When you are short range shooting with a plinking/hunting rifle,
You are still able to blow the heart out of a deer with any of the 'off the shelf' ammo.
So it will shoot a 1/2" high or low if you switch ammo,
It will still drop game in its tracks...


----------



## JJ Grandits (Nov 10, 2002)

I prefer to roll my own. Costs less and I produce better ammo than I can buy.


----------



## Earthworm77 (Jan 18, 2016)

GREENCOUNTYPETE said:


> cause when your not using tax payer paid for ammo it's worth it the point of impact vs point of aim at 25 yards or 50 yards is not that much between brands of ammo so why not use the 6.99 a box of 20 PPU rounds to get close then break out the 19.99 a box rounds to fine tune when your close.
> 
> that winchester ranger LE 5.56 ammo is nice stuff but it costs us civilians 30 some dollars a box of 20 whether you shoot it or we shoot it
> 
> ...



Fair point but I'm thinking it shouldn't take you more than a few rds to get yourself on paper, and 10 more to dial it in......so as far as the expenditure or ammo cost, if you use a 20rd box to get zeroed....isn't it really worth it? At 25yrds, I'm not sure POI would be noticeable......but at 100 it might.

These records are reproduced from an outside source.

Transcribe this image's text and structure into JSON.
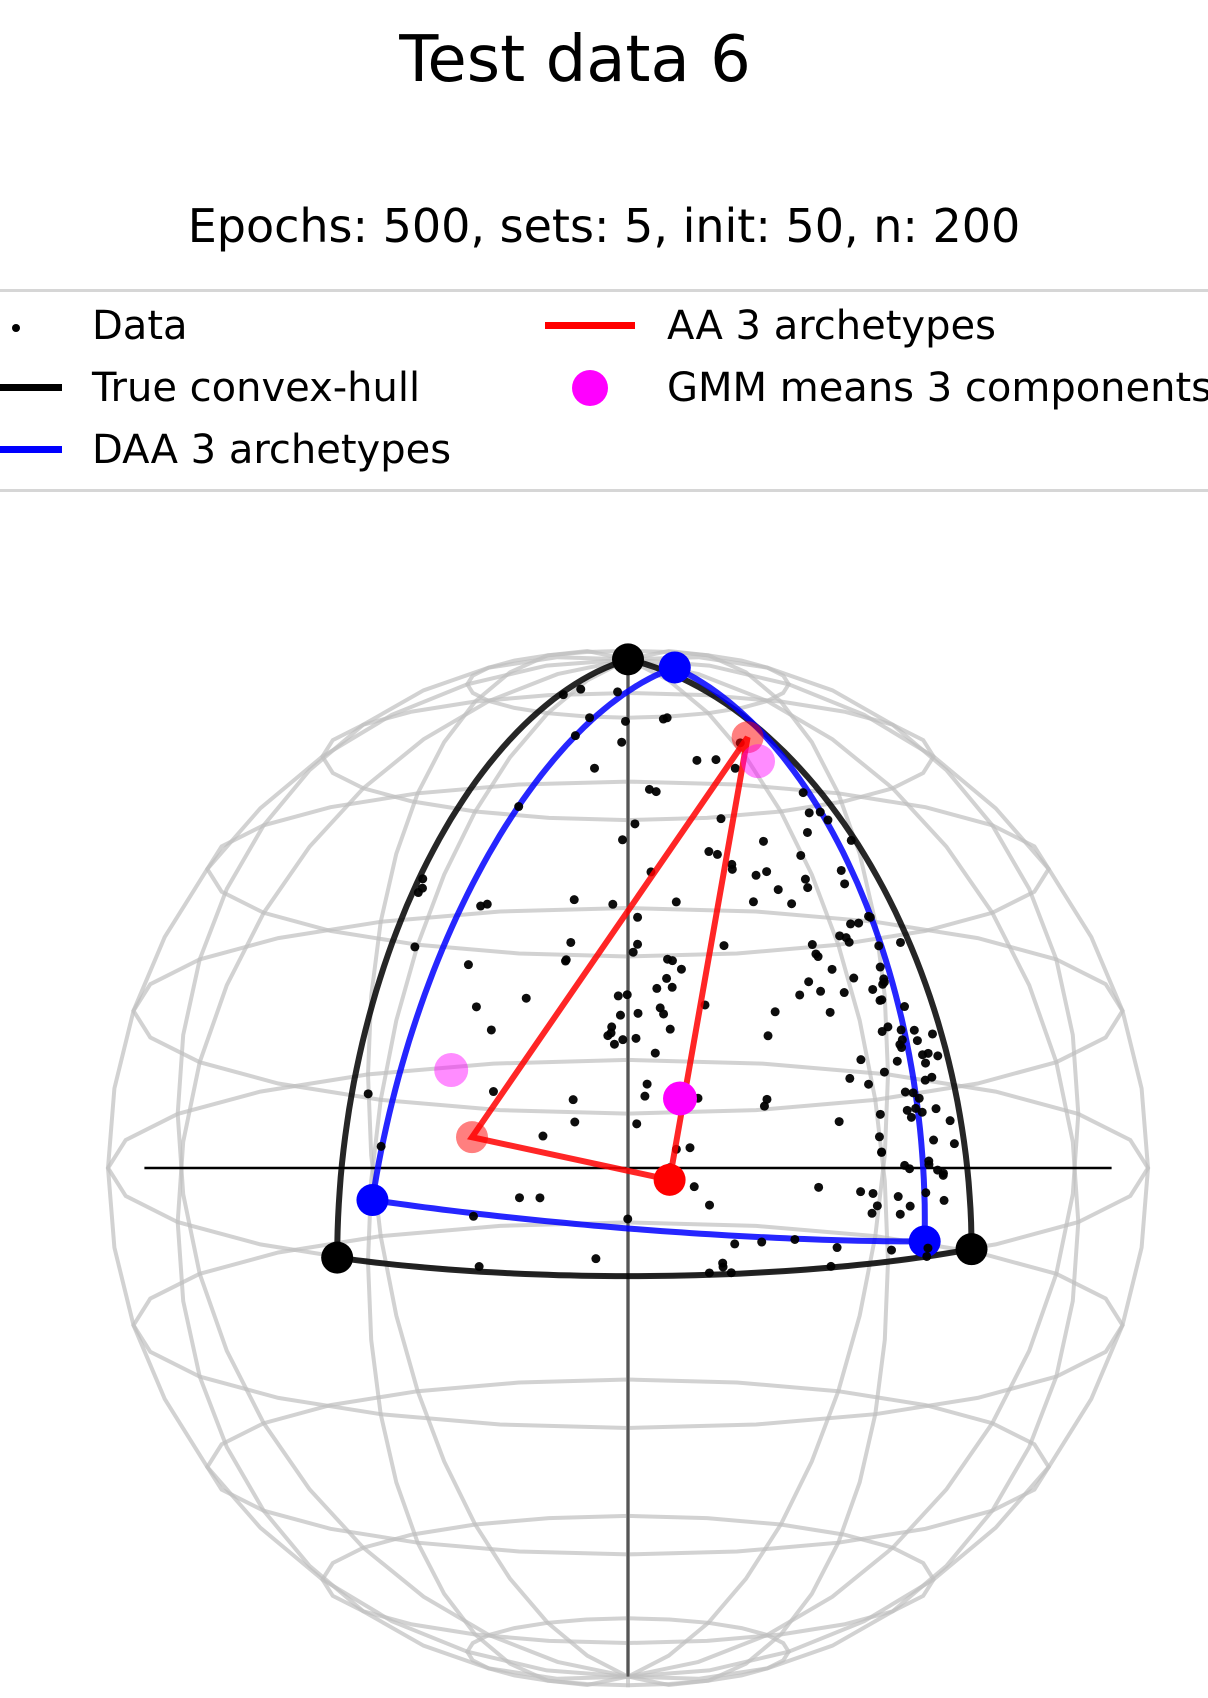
{
  "header": {
    "title": "Test data 6",
    "subtitle": "Epochs: 500, sets: 5, init: 50, n: 200"
  },
  "legend": {
    "placement": "top",
    "items": [
      {
        "label": "Data",
        "kind": "dot",
        "color": "#000000"
      },
      {
        "label": "True convex-hull",
        "kind": "line",
        "color": "#000000"
      },
      {
        "label": "DAA 3 archetypes",
        "kind": "line",
        "color": "#0000ff"
      },
      {
        "label": "AA 3 archetypes",
        "kind": "line",
        "color": "#ff0000"
      },
      {
        "label": "GMM means 3 components",
        "kind": "dot",
        "color": "#ff00ff"
      }
    ]
  },
  "chart_data": {
    "type": "scatter",
    "projection": "3d-unit-sphere",
    "grid": true,
    "sphere_wireframe": true,
    "view": {
      "elev_deg": 12,
      "azim_deg": 0
    },
    "axis_lines": true,
    "n_points": 200,
    "series": [
      {
        "name": "Data",
        "kind": "points",
        "region": "spherical triangle between the true vertices, most points near the outer edge"
      },
      {
        "name": "True convex-hull",
        "kind": "spherical-triangle",
        "vertices": [
          [
            0.0,
            0.0,
            1.0
          ],
          [
            0.75,
            0.66,
            0.0
          ],
          [
            0.83,
            -0.56,
            0.0
          ]
        ]
      },
      {
        "name": "DAA 3 archetypes",
        "kind": "spherical-triangle",
        "vertices": [
          [
            0.05,
            0.09,
            0.995
          ],
          [
            0.82,
            0.57,
            0.03
          ],
          [
            0.86,
            -0.49,
            0.12
          ]
        ]
      },
      {
        "name": "AA 3 archetypes",
        "kind": "triangle",
        "vertices": [
          [
            0.25,
            0.23,
            0.9
          ],
          [
            0.58,
            0.08,
            0.1
          ],
          [
            0.75,
            -0.3,
            0.22
          ]
        ]
      },
      {
        "name": "GMM means 3 components",
        "points": [
          [
            0.33,
            0.25,
            0.87
          ],
          [
            0.58,
            0.1,
            0.26
          ],
          [
            0.74,
            -0.34,
            0.35
          ]
        ]
      }
    ]
  }
}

It's kind of funny though.....as a patrol officer I always qualified with my Smith 5946 shooting center mass.......obviously as my job classification changed, accuracy was way more important. Now, I can't imagine going to the range and not trying to shoot 50rds inside a 2 1/2" diameter circle. I've been building "Ultimate" 10 22's and long distance AR's for a while, I couldn't imagine being happy simply with shooting center mass.


----------



## Cabin Fever (May 10, 2002)

This has been my go-to supplier as of late. .223 as low as 30Â¢ per round.

https://www.wideners.com/rifle/223-...als&utm_term=0_4dbd7b7ce3-8f769fc7b2-66327033


----------



## JeepHammer (May 12, 2015)

JJ Grandits said:


> I prefer to roll my own. Costs less and I produce better ammo than I can buy.


I agree, and that's exactly why I reload.
You can roll 'Premium', highly accurate ammo with EXACTLY the bullet that fits your application (game hunting, varmint, target, gong, ect.).

You can do anything from cranking out 'Blasting' ammo for about the same price as the 'Cheap' ammo, but you invest your time in it, at 30 cents a round I can't beat that by the time I figure my time in...
So I don't run 'Blasting' ammo intentionally,
Waste of my time...

When you load quite a bit of ammo, you will wind up with 'Culls',
Bullets that are odd weight or have a sizing defect,
Cases that are 'OK', not enough issue to toss out, but not quite 'Right',
And the 'Culls' that show up when you are trying to roll 'Match' quality ammo,
The primer gets a little compressed, or doesn't compress enough,
The bullet/neck is a little angled, not completely concentric,
The occasional bullet that for what ever reason, is seated a little deep...

I throw those in the 'Plinking/Blasting' ammo boxes instead of trying to disassemble the components...

From previous conversations, I guess I'm the odd duck,
I don't hesitate to recondition military cases, once or twice fired cases and load them for 'Match' grade loads.

If you only shoot 200 or 300 rounds a year, then I'm not sure it would ever pay you back to buy the reloading gear, buy components in small batches, and invest the time & effort.
Presses are anywhere from $30 for a hand press, to $2,000 for a high volume bench press,
But even the hand presses require the case gauges, length gauges, powder scale, probably a powder thrower, ect.
Lots of 'Gadgets' to crank out a 'Premium' round,
And small batch components are much more expensive...


----------



## JJ Grandits (Nov 10, 2002)

I fall into the category of only loading a few hundred rounds a year so I can be very selective. Also, I really enjoy reloading. It will take me hours to produce one box of shells, but they are perfect as I can get. It is where I let my anal retentive aspect shine. I had a buddy who was into wood carving and I could never understand how he could put so much time into it until now.


----------